Hidayati melihat presiden dan lembaga negara lainnya lalai menjalankan Ketetapan Majelis Permusyawaratan Rakyat Republik Indonesia nomor IX/MPR/2001 tentang Pembaruan Agraria dan Pengelolaan Sumber Daya Alam.
Hidayati melihat pengesahan perubahan UU Minerba pada Mei 2020 dan getolnya pemerintah serta DPR untuk mendorong paket omnibus law, khususnya RUU Cipta Kerja, menjadi bukti bahwa produk hukum yang didorong tidak untuk kepentingan rakyat dan lingkungan hidup.
"Dengan begitu, proses legislasi berlangsung hanya sekadar untuk melayani kepentingan investasi. Dan ini sangat bertentangan dengan semangat TAP MPR IX/2001," kata Hidayati lewat keterangan tertulis pada Jumat, 14 Agustus 2020.
Padahal, kata Hidayati, TAP MPR yang ditetapkan pada 9 November 2001 ini memberi perintah tegas kepada Presiden bersama DPR untuk mengatur lebih lanjut pelaksanaan pembaruan agraria dan pengelolaan sumber daya alam.
Mereka seharusnya mengevaluasi dan selanjutnya mencabut, mengubah dan/atau mengganti semua undang-undang dan peraturan pelaksana yang bertentangan dengan semangat pembaruan agraria dan pengelolaan sumber daya alam.
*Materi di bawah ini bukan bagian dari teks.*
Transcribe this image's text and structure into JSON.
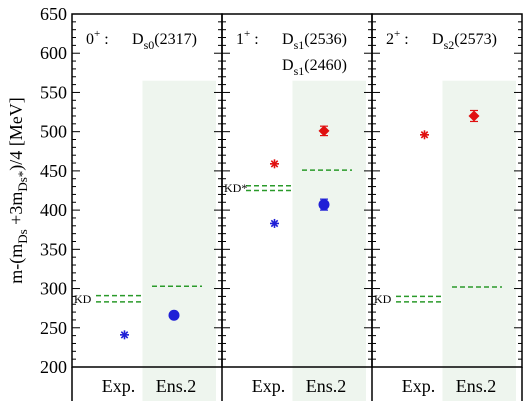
{
  "chart_data": {
    "type": "scatter",
    "ylabel_parts": [
      "m-(m",
      "Ds",
      " +3m",
      "Ds*",
      ")/4 [MeV]"
    ],
    "ylim": [
      200,
      650
    ],
    "yticks": [
      "200",
      "250",
      "300",
      "350",
      "400",
      "450",
      "500",
      "550",
      "600",
      "650"
    ],
    "categories": [
      "Exp.",
      "Ens.2"
    ],
    "colors": {
      "exp_star": "#1f1fd6",
      "red": "#e01010",
      "blue": "#1f1fd6",
      "threshold": "#2a9a2a",
      "shade": "#eef5ee"
    },
    "panels": [
      {
        "jp_main": "0",
        "jp_sup": "+",
        "states": [
          {
            "main": "D",
            "sub": "s0",
            "rest": "(2317)"
          }
        ],
        "points": [
          {
            "x": "Exp.",
            "y": 241,
            "marker": "star",
            "color": "blue"
          },
          {
            "x": "Ens.2",
            "y": 266,
            "err": 3,
            "marker": "circle",
            "color": "blue"
          }
        ],
        "thresholds": [
          {
            "label": "KD",
            "ys": [
              291,
              283
            ],
            "side": "Exp."
          },
          {
            "label": "",
            "ys": [
              303
            ],
            "side": "Ens.2"
          }
        ]
      },
      {
        "jp_main": "1",
        "jp_sup": "+",
        "states": [
          {
            "main": "D",
            "sub": "s1",
            "rest": "(2536)"
          },
          {
            "main": "D",
            "sub": "s1",
            "rest": "(2460)"
          }
        ],
        "points": [
          {
            "x": "Exp.",
            "y": 459,
            "marker": "star",
            "color": "red"
          },
          {
            "x": "Exp.",
            "y": 383,
            "marker": "star",
            "color": "blue"
          },
          {
            "x": "Ens.2",
            "y": 501,
            "err": 6,
            "marker": "diamond",
            "color": "red"
          },
          {
            "x": "Ens.2",
            "y": 407,
            "err": 7,
            "marker": "circle",
            "color": "blue"
          }
        ],
        "thresholds": [
          {
            "label": "KD*",
            "ys": [
              431,
              425
            ],
            "side": "Exp."
          },
          {
            "label": "",
            "ys": [
              451
            ],
            "side": "Ens.2"
          }
        ]
      },
      {
        "jp_main": "2",
        "jp_sup": "+",
        "states": [
          {
            "main": "D",
            "sub": "s2",
            "rest": "(2573)"
          }
        ],
        "points": [
          {
            "x": "Exp.",
            "y": 496,
            "marker": "star",
            "color": "red"
          },
          {
            "x": "Ens.2",
            "y": 520,
            "err": 7,
            "marker": "diamond",
            "color": "red"
          }
        ],
        "thresholds": [
          {
            "label": "KD",
            "ys": [
              290,
              283
            ],
            "side": "Exp."
          },
          {
            "label": "",
            "ys": [
              302
            ],
            "side": "Ens.2"
          }
        ]
      }
    ]
  }
}
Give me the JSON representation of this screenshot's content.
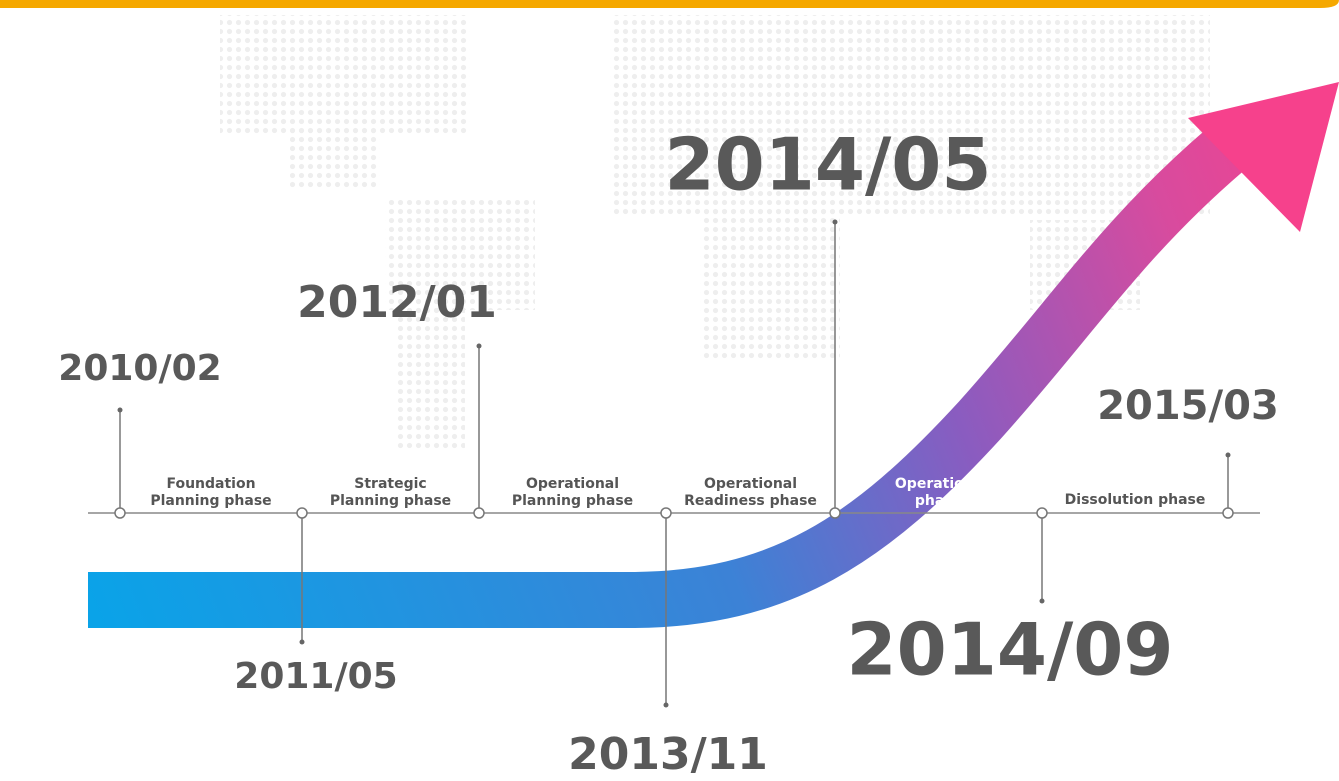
{
  "milestones": [
    {
      "date": "2010/02"
    },
    {
      "date": "2011/05"
    },
    {
      "date": "2012/01"
    },
    {
      "date": "2013/11"
    },
    {
      "date": "2014/05"
    },
    {
      "date": "2014/09"
    },
    {
      "date": "2015/03"
    }
  ],
  "phases": [
    {
      "lines": [
        "Foundation",
        "Planning phase"
      ]
    },
    {
      "lines": [
        "Strategic",
        "Planning phase"
      ]
    },
    {
      "lines": [
        "Operational",
        "Planning phase"
      ]
    },
    {
      "lines": [
        "Operational",
        "Readiness phase"
      ]
    },
    {
      "lines": [
        "Operations",
        "phase"
      ]
    },
    {
      "lines": [
        "Dissolution phase"
      ]
    }
  ]
}
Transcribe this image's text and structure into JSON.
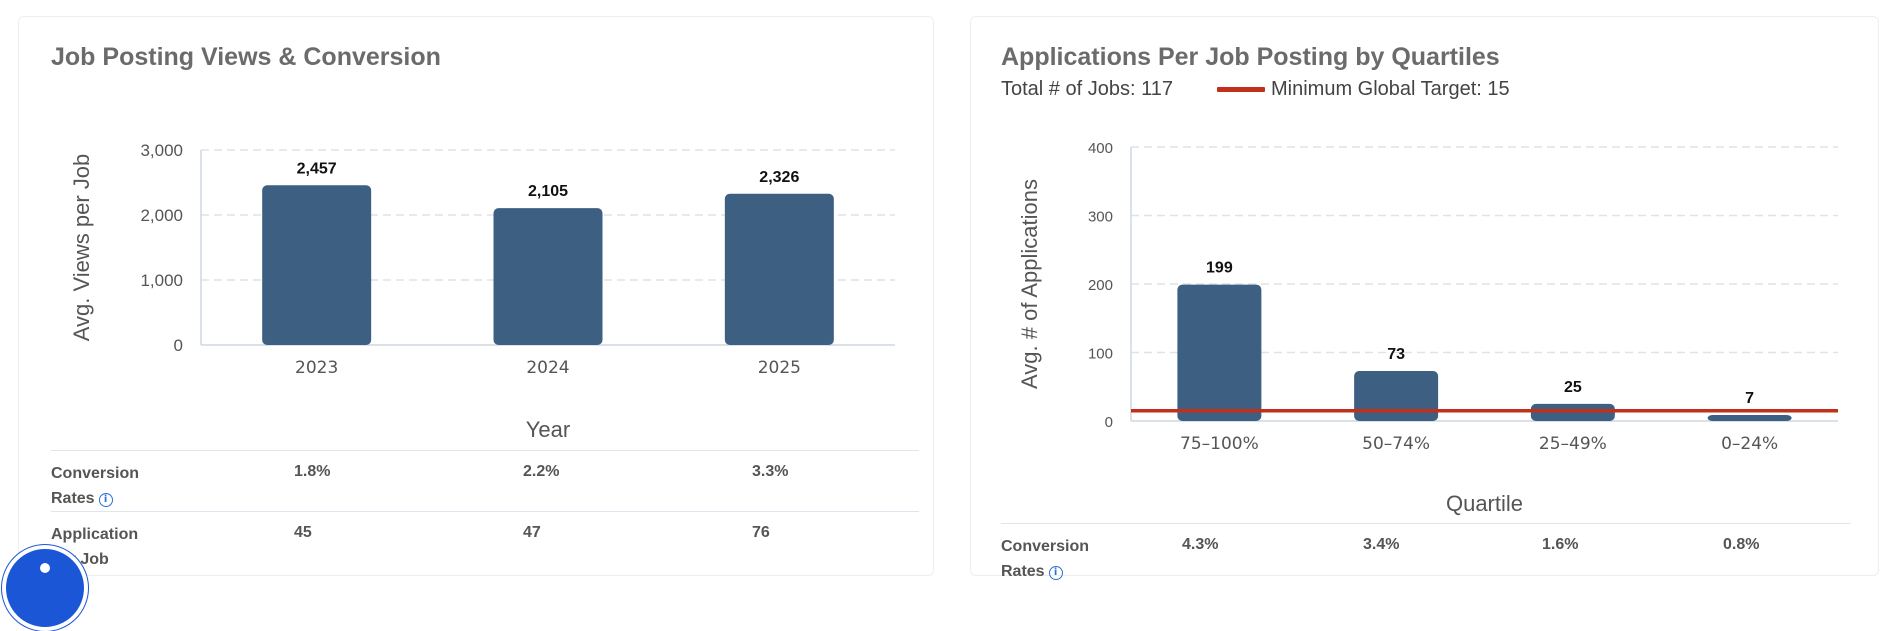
{
  "left_card": {
    "title": "Job Posting Views & Conversion",
    "table": {
      "rows": [
        {
          "label_lines": [
            "Conversion",
            "Rates"
          ],
          "has_info": true,
          "values": [
            "1.8%",
            "2.2%",
            "3.3%"
          ]
        },
        {
          "label_lines": [
            "Application",
            "per Job"
          ],
          "has_info": false,
          "values": [
            "45",
            "47",
            "76"
          ]
        }
      ]
    }
  },
  "right_card": {
    "title": "Applications Per Job Posting by Quartiles",
    "total_jobs": "Total # of Jobs: 117",
    "target_legend": "Minimum Global Target: 15",
    "table": {
      "rows": [
        {
          "label_lines": [
            "Conversion",
            "Rates"
          ],
          "has_info": true,
          "values": [
            "4.3%",
            "3.4%",
            "1.6%",
            "0.8%"
          ]
        }
      ]
    }
  },
  "colors": {
    "bar": "#3d5f82",
    "target_line": "#c0301a",
    "grid": "#dde3ec",
    "axis_text": "#555555"
  },
  "icons": {
    "info": "info-circle-icon",
    "accessibility": "accessibility-person-icon"
  },
  "info_glyph": "i",
  "chart_data": [
    {
      "type": "bar",
      "categories": [
        "2023",
        "2024",
        "2025"
      ],
      "values": [
        2457,
        2105,
        2326
      ],
      "data_labels": [
        "2,457",
        "2,105",
        "2,326"
      ],
      "yticks": [
        0,
        1000,
        2000,
        3000
      ],
      "ytick_labels": [
        "0",
        "1,000",
        "2,000",
        "3,000"
      ],
      "ylim": [
        0,
        3000
      ],
      "xlabel": "Year",
      "ylabel": "Avg. Views per Job",
      "grid": true
    },
    {
      "type": "bar",
      "categories": [
        "75–100%",
        "50–74%",
        "25–49%",
        "0–24%"
      ],
      "values": [
        199,
        73,
        25,
        7
      ],
      "data_labels": [
        "199",
        "73",
        "25",
        "7"
      ],
      "yticks": [
        0,
        100,
        200,
        300,
        400
      ],
      "ytick_labels": [
        "0",
        "100",
        "200",
        "300",
        "400"
      ],
      "ylim": [
        0,
        400
      ],
      "xlabel": "Quartile",
      "ylabel": "Avg. # of Applications",
      "grid": true,
      "reference_line": {
        "value": 15
      }
    }
  ]
}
Selanjutnya, Presiden diperintahkan untuk menata ulang penguasaan, pemilikan, penggunaan, dan pemanfaatan tanah dengan mengedepankan teknologi ramah lingkungan. Pelaksanaan dua perintah pokok TAP MPR ini selanjutnya diperintahkan untuk dilaporkan Presiden setiap sidang tahunan MPR.
"Sepanjang sejarahnya, tidak ditemukan informasi pelaporan pelaksanaan perintah TAP MPR ini dalam sidang tahunan MPR, termasuk selama lima tahun pertama pemerintahan Jokowi," kata Nur.